In this report, Gemini is used with Python. The original script is from the official page. Ref I modified this script for transferring the image.
Before you run this script, please set your API key. And, replace https://script.google.com/macros/s/###/exec?accessKey=sample
with your Web Apps URL.
import asyncio
import base64
import io
import os
from google import genai
from google.genai import types
from mcp import ClientSession, StdioServerParameters
from mcp.client.stdio import stdio_client
from PIL import Image
client = genai.Client(api_key=os.getenv("GEMINI_API_KEY"))
# Create server parameters for stdio connection
server_params = StdioServerParameters(
command="npx", # Executable
args=[
"mcp-remote",
"https://script.google.com/macros/s/###/exec?accessKey=sample",
], # MCP Server built by Web Apps with Google Apps Script
env=None, # Optional environment variables
)
async def run():
async with stdio_client(server_params) as (read, write):
async with ClientSession(read, write) as session:
# Prompt to get the weather for the current day in London.
prompt = 'Get an image of "CherryBlossom" from Google Drive.'
# Initialize the connection between client and server
await session.initialize()
# Get tools from MCP session and convert to Gemini Tool objects
mcp_tools = await session.list_tools()
tools = [
types.Tool(
function_declarations=[
{
"name": tool.name,
"description": tool.description,
"parameters": {
k: v
for k, v in tool.inputSchema.items()
if k not in ["additionalProperties", "$schema"]
},
}
]
)
for tool in mcp_tools.tools
]
# Send request to the model with MCP function declarations
response = client.models.generate_content(
model="gemini-2.0-flash",
contents=prompt,
config=types.GenerateContentConfig(
temperature=0,
tools=tools,
),
)
# Check for a function call
if response.candidates[0].content.parts[0].function_call:
function_call = response.candidates[0].content.parts[0].function_call
print(function_call)
# Call the MCP server with the predicted tool
result = await session.call_tool(
function_call.name, arguments=function_call.args
)
for e in result.content:
if e.type == "text":
print(e.text)
if e.type == "image":
image_data = base64.b64decode(e.data)
image = Image.open(io.BytesIO(image_data))
image.show()
else:
print("No function call found in the response.")
print(response.text)
# Start the asyncio event loop and run the main function
asyncio.run(run())
When this MCP client is run, the following result is obtained.
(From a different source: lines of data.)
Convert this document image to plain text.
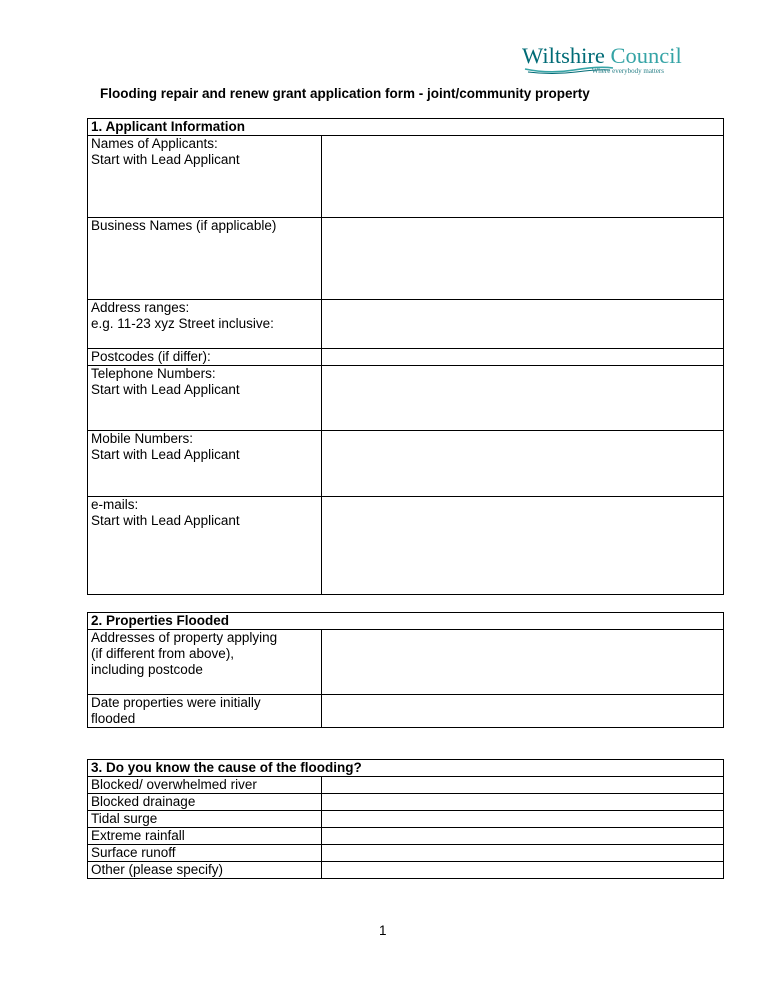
Wiltshire Council
Where everybody matters
Flooding repair and renew grant application form - joint/community property
1. Applicant Information	

Names of Applicants:
Start with Lead Applicant	

Business Names (if applicable)	

Address ranges:
e.g. 11-23 xyz Street inclusive:	

Postcodes (if differ):	

Telephone Numbers:
Start with Lead Applicant	

Mobile Numbers:
Start with Lead Applicant	

e-mails:
Start with Lead Applicant	

2. Properties Flooded	

Addresses of property applying
(if different from above),
including postcode	

Date properties were initially
flooded	

3. Do you know the cause of the flooding?	
Blocked/ overwhelmed river	
Blocked drainage	
Tidal surge	
Extreme rainfall	
Surface runoff	
Other (please specify)	
1
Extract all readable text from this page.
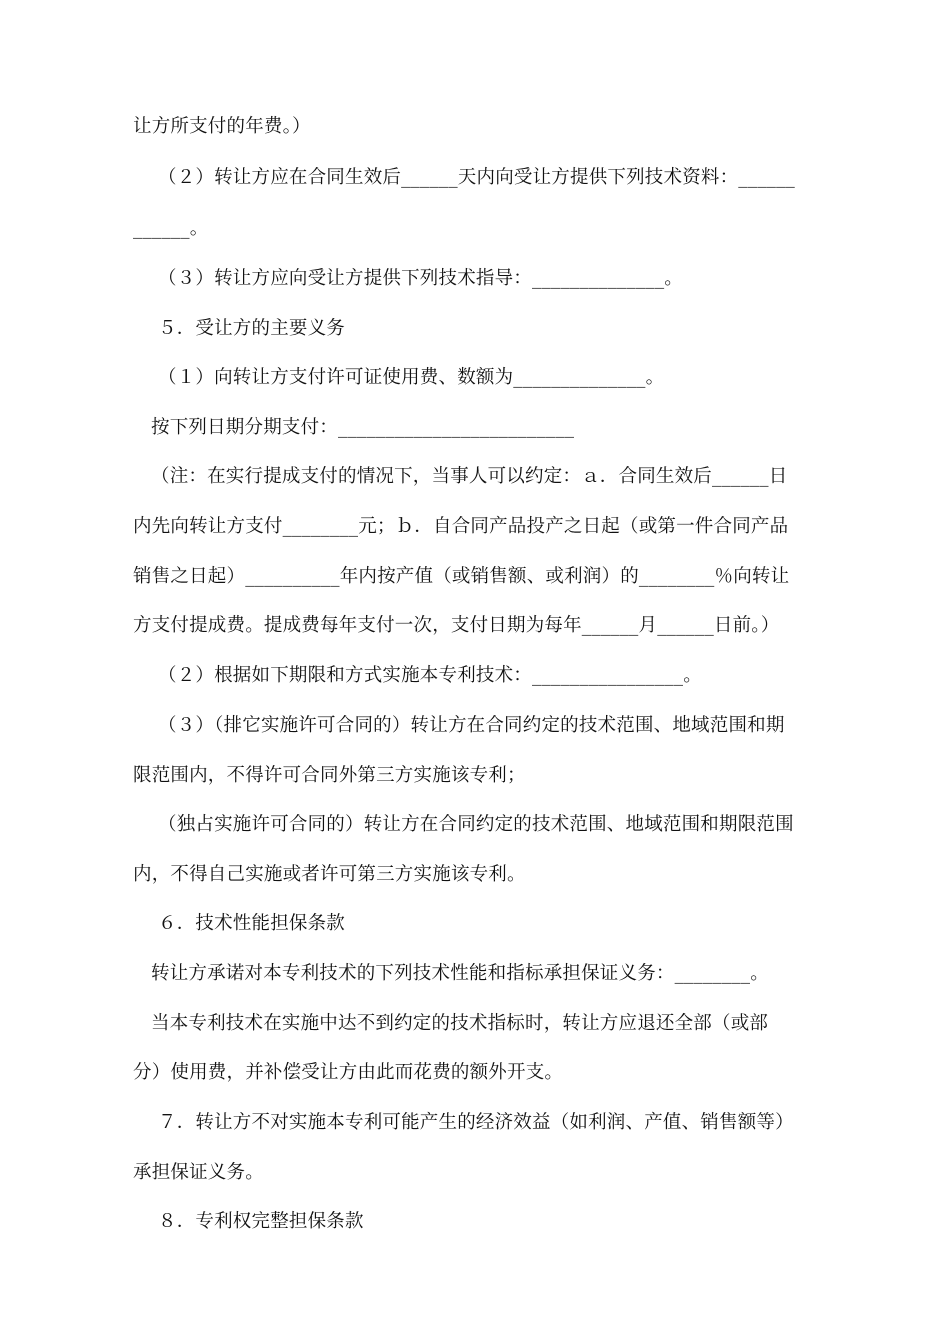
让方所支付的年费。）
（２）转让方应在合同生效后______天内向受让方提供下列技术资料：______
______。
（３）转让方应向受让方提供下列技术指导：______________。
５．受让方的主要义务
（１）向转让方支付许可证使用费、数额为______________。
按下列日期分期支付：_________________________
（注：在实行提成支付的情况下，当事人可以约定：ａ．合同生效后______日
内先向转让方支付________元；ｂ．自合同产品投产之日起（或第一件合同产品
销售之日起）__________年内按产值（或销售额、或利润）的________％向转让
方支付提成费。提成费每年支付一次，支付日期为每年______月______日前。）
（２）根据如下期限和方式实施本专利技术：________________。
（３）（排它实施许可合同的）转让方在合同约定的技术范围、地域范围和期
限范围内，不得许可合同外第三方实施该专利；
（独占实施许可合同的）转让方在合同约定的技术范围、地域范围和期限范围
内，不得自己实施或者许可第三方实施该专利。
６．技术性能担保条款
转让方承诺对本专利技术的下列技术性能和指标承担保证义务：________。
当本专利技术在实施中达不到约定的技术指标时，转让方应退还全部（或部
分）使用费，并补偿受让方由此而花费的额外开支。
７．转让方不对实施本专利可能产生的经济效益（如利润、产值、销售额等）
承担保证义务。
８．专利权完整担保条款
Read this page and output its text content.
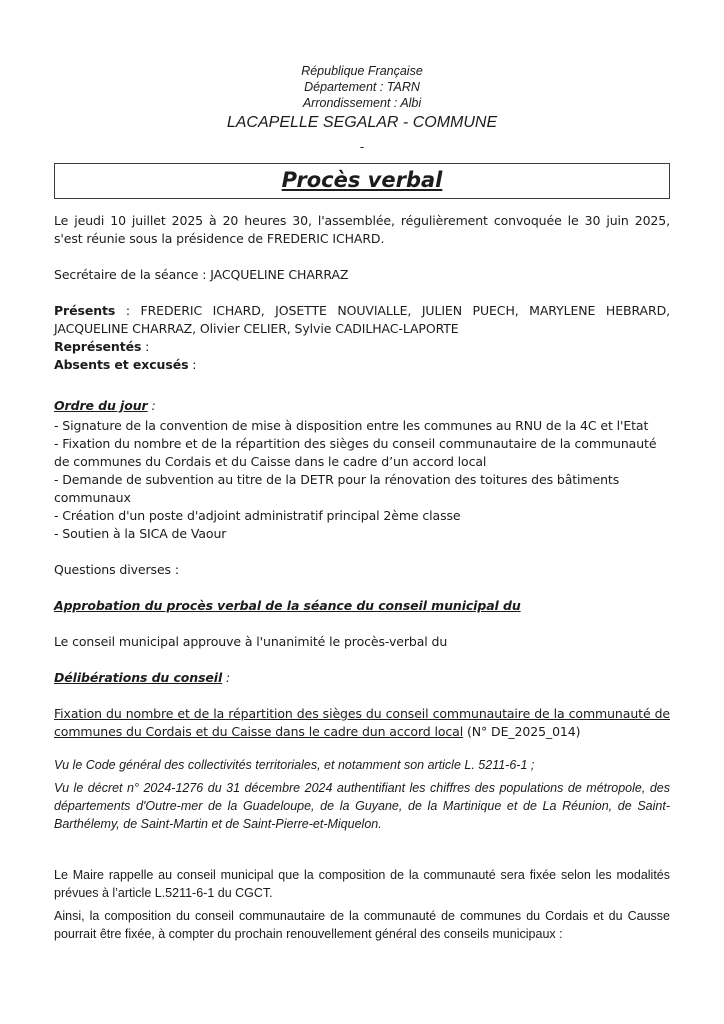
République Française
Département : TARN
Arrondissement : Albi
LACAPELLE SEGALAR - COMMUNE
-
Procès verbal

Le jeudi 10 juillet 2025 à 20 heures 30, l'assemblée, régulièrement convoquée le 30 juin 2025, s'est réunie sous la présidence de FREDERIC ICHARD.

Secrétaire de la séance : JACQUELINE CHARRAZ

Présents : FREDERIC ICHARD, JOSETTE NOUVIALLE, JULIEN PUECH, MARYLENE HEBRARD, JACQUELINE CHARRAZ, Olivier CELIER, Sylvie CADILHAC-LAPORTE

Représentés :

Absents et excusés :

Ordre du jour :

- Signature de la convention de mise à disposition entre les communes au RNU de la 4C et l'Etat

- Fixation du nombre et de la répartition des sièges du conseil communautaire de la communauté de communes du Cordais et du Caisse dans le cadre d’un accord local

- Demande de subvention au titre de la DETR pour la rénovation des toitures des bâtiments communaux

- Création d'un poste d'adjoint administratif principal 2ème classe

- Soutien à la SICA de Vaour

Questions diverses :

Approbation du procès verbal de la séance du conseil municipal du

Le conseil municipal approuve à l'unanimité le procès-verbal du

Délibérations du conseil :

Fixation du nombre et de la répartition des sièges du conseil communautaire de la communauté de communes du Cordais et du Caisse dans le cadre dun accord local (N° DE_2025_014)

Vu le Code général des collectivités territoriales, et notamment son article L. 5211-6-1 ;

Vu le décret n° 2024-1276 du 31 décembre 2024 authentifiant les chiffres des populations de métropole, des départements d'Outre-mer de la Guadeloupe, de la Guyane, de la Martinique et de La Réunion, de Saint-Barthélemy, de Saint-Martin et de Saint-Pierre-et-Miquelon.

Le Maire rappelle au conseil municipal que la composition de la communauté sera fixée selon les modalités prévues à l’article L.5211-6-1 du CGCT.

Ainsi, la composition du conseil communautaire de la communauté de communes du Cordais et du Causse pourrait être fixée, à compter du prochain renouvellement général des conseils municipaux :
You can see both the text data and the image data are retrieved.
This sample image was generated by Gemini for testing in advance.
- This report details transferring image data via MCP from a Google Apps Script server to a Python/Gemini client.
- It extends the Model Context Protocol to handle image data for multimodal applications.
- The server uses Google Apps Script to retrieve images from Google Drive and encode them in base64.
- The Python client with Gemini interacts with the server and processes the received base64 image data.
- This setup enables processing image data alongside text within the MCP framework using Gemini.